I ten pierwszy raz gdy się zakochałeś. Byliśmy już w liceum, cieszyłam się z tego i niepokoiłam jednocześnie. Jakoś tak wewnętrznie czułam, że ty się angażujesz, a ona bardziej się boi, niż chce. I wiersze dla niej pisałeś, takie piękne, a ja sobie wtedy myślałam, że zasługujesz na tylko dobre dni. I twój drążący głos w słuchawce telefonu, gdy opowiadałeś, że odeszła, że nie dała rady. Że najchętniej byś do mnie teraz przybiegł, ale właśnie sobie przypomniałeś, że przecież nigdy już nie będziesz chodził. I wybiegłam wtedy z domu bez szalika i czapki, gęsty śnieg zmywał łzy z mojej twarzy, a wszystko było takie nieważne.
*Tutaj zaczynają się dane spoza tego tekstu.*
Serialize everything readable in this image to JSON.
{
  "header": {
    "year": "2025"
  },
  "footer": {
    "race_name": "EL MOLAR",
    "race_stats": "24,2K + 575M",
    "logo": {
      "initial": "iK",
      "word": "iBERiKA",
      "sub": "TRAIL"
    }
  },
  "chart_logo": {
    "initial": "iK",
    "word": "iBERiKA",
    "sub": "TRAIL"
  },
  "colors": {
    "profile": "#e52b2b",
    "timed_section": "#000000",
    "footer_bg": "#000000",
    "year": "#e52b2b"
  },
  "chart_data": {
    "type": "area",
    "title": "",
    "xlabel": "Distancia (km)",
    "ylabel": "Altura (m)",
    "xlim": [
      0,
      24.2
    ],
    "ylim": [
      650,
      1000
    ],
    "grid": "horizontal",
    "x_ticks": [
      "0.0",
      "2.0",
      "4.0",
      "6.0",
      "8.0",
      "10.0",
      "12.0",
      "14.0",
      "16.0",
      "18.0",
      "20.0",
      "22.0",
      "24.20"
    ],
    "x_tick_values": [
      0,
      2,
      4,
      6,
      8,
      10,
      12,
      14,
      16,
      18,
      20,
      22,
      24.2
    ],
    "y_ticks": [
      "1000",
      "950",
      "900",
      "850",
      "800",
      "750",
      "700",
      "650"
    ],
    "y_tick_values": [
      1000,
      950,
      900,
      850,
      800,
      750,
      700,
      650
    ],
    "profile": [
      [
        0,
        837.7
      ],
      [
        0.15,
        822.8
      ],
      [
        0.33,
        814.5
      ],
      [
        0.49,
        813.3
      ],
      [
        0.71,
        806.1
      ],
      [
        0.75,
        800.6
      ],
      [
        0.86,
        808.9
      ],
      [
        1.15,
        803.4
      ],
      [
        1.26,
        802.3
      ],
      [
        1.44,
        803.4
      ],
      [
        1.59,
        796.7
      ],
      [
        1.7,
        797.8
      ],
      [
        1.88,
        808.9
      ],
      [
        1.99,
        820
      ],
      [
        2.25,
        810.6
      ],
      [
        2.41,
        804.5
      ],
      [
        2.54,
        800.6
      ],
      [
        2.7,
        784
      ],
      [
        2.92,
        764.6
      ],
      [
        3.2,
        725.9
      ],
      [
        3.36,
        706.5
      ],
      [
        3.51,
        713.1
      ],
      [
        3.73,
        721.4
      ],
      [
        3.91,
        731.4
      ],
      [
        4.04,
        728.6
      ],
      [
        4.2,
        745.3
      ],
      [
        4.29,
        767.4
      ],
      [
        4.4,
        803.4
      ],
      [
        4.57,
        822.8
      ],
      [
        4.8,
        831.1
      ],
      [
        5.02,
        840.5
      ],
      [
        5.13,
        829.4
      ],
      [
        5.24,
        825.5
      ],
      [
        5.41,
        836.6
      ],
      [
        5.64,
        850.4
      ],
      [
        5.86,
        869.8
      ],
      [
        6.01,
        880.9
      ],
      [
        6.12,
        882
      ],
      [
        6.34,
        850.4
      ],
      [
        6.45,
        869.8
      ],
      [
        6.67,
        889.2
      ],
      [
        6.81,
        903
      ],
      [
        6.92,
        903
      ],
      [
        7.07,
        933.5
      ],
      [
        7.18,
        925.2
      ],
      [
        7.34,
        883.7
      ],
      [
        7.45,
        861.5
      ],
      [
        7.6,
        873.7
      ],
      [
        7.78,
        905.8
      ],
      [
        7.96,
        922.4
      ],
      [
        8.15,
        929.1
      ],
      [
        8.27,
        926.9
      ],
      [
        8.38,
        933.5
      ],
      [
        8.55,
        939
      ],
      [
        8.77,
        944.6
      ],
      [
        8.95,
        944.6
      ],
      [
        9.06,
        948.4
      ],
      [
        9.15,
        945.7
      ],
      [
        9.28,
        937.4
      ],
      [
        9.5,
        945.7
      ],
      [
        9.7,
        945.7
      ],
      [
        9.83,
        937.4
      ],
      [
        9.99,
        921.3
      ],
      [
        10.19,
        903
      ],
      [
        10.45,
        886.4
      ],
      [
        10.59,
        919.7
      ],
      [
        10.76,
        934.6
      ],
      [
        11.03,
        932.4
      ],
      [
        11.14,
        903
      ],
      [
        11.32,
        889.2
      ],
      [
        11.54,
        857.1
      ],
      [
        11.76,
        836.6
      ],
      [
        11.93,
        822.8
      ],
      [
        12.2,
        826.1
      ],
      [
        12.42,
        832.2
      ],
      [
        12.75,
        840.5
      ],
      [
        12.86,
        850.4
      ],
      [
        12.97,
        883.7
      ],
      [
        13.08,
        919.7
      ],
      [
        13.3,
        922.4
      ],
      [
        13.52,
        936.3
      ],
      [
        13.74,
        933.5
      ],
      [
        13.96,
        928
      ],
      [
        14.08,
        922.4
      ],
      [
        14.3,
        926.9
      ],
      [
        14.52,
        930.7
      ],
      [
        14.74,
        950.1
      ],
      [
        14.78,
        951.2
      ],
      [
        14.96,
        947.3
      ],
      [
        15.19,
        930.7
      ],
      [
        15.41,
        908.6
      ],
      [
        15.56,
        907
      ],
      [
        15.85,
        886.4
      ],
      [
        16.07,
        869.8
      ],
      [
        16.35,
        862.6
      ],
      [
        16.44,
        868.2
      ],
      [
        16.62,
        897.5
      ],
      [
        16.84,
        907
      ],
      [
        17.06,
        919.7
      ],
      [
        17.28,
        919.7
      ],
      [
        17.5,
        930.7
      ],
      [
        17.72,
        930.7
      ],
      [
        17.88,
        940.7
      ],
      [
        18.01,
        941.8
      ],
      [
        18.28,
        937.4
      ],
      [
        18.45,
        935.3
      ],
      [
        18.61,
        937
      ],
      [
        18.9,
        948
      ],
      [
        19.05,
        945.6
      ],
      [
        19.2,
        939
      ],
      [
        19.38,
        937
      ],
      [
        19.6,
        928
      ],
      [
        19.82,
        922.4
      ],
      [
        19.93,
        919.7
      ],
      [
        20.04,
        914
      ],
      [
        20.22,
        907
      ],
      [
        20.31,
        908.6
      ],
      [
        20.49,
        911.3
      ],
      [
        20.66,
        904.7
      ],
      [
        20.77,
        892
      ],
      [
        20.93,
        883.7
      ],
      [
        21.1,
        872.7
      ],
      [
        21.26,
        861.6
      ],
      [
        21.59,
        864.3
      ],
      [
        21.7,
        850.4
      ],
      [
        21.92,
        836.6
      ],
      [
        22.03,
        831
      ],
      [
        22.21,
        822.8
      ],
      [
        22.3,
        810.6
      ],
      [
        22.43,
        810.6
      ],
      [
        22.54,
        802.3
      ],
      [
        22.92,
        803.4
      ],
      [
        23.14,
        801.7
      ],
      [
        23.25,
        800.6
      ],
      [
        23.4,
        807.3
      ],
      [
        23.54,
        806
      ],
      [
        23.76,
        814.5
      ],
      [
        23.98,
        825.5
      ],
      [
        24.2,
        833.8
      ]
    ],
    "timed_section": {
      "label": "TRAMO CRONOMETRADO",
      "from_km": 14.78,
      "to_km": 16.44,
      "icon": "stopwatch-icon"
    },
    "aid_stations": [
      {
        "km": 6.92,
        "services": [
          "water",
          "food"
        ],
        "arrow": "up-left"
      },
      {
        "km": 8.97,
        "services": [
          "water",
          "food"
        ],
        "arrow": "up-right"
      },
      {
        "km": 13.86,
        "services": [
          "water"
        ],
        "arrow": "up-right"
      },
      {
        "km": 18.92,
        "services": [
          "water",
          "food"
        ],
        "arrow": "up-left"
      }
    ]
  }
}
Oprócz ciebie. A później, gdy z zapaleniem płuc wylądowałam w szpitalu, tylko ty przyniosłeś mi kwiaty. I szalik, który miał chyba z 10 metrów i tysiąc kolorów i  mam go do dziś. I wszystkie pielęgniarki mi mówiły, że mam cudownego chłopaka, tylko tak strasznie przykro, że taki  chory. A ja nie tłumaczyłam, że jesteśmy tylko przyjaciółmi, bo nie to mnie przerażało. Byłam wściekła na smutek w ich głosie, jakby cię już chciały pochować. A przecież ty masz w sobie więcej życia, niż ktokolwiek jest w stanie sobie wyobrazić!

Tak często widziałam, że ci zwyczajnie źle. Patrzyłeś na swoich kolegów, na to jak zakładają rodziny, podróżują, bawią się w klubach. I rósł we mnie lęk, bo uświadomiłam sobie, że ja też niedługo wyjadę, wyjdę za mąż, urodzę dzieci. I co wtedy z tobą będzie, nie chciałam żebyś był sam. A ty się tak bardzo cieszyłeś, tak szczerze, tak ujmująco. Cieszyło cię moje szczęście, moje plany i to, że za chwile całkowicie zmienię swoje życie. Nie mogłam tego pojąć i wtedy usłyszałam, że dzięki mnie jesteś silniejszy i bardziej odważny, że dzięki mnie uwierzyłeś, że wszystko w życiu jest po coś. I, że jest możliwe, dlatego będziesz próbował i  dalej się nie poddawał.  Że będziesz marzył i realizował pragnienia. Gdy przysyłałeś mi kartki z różnych stron świata, opisywałeś, ile kilometrów zdołałeś już pokonać, pękałam z dumy.  A gdy poznałam twoją żonę i zorientowałam, że będziecie rodzicami, nigdy nie byłam bardziej wzruszona.

Kochany Przyjacielu, chciałam powiedzieć: dziękuję. Za setki lekcji pokory, gdy z uśmiechem przecząco kiwałeś głową i sam z podłogi dźwigałeś się na wózek. Za niezwykły taniec na balu maturalnym, gdzie wszyscy bili nam brawo. Za nasze wspólne łzy, gdy tłumaczyłam ci, jak bardzo boli mnie twoja krzywda. To wtedy, gdy tak strasznie nas  zwyzywali, kiedy wracaliśmy wieczorem z kina. Gdy krzyczeli za plecami, że taka „dupa” z takim kaleką. Ja płakałam z bezsilności, bo nie umiałam przerwać tego podłego ataku. Ty później przyznałeś się, że faktycznie wtedy czułeś się kaleką, bo przecież nie mężczyzną, skoro nie mogłeś stanąć w mojej obronie. Dziękuje za twoje niezwykłe poczucie humoru, gdy nawet przy upadku i silnym bólu, potrafiłeś sobie robić z tego jaja. Za zarażający uśmiech, choć przecież wiem jak często, przez łzy.  I za twoje słowa, które zostaną ze mną na zawsze. „To zupełnie nieistotne, czy słyszysz, widzisz lub możesz chodzić. To wszystko nic, ta cała sprawność fizyczna, gdy masz serce z kamienia, gdy nie potrafisz kochać. Ja potrafię, dlatego nie czuję się niepełnosprawny”.

Dziś to ja ci dziękuje, za to że cię mam.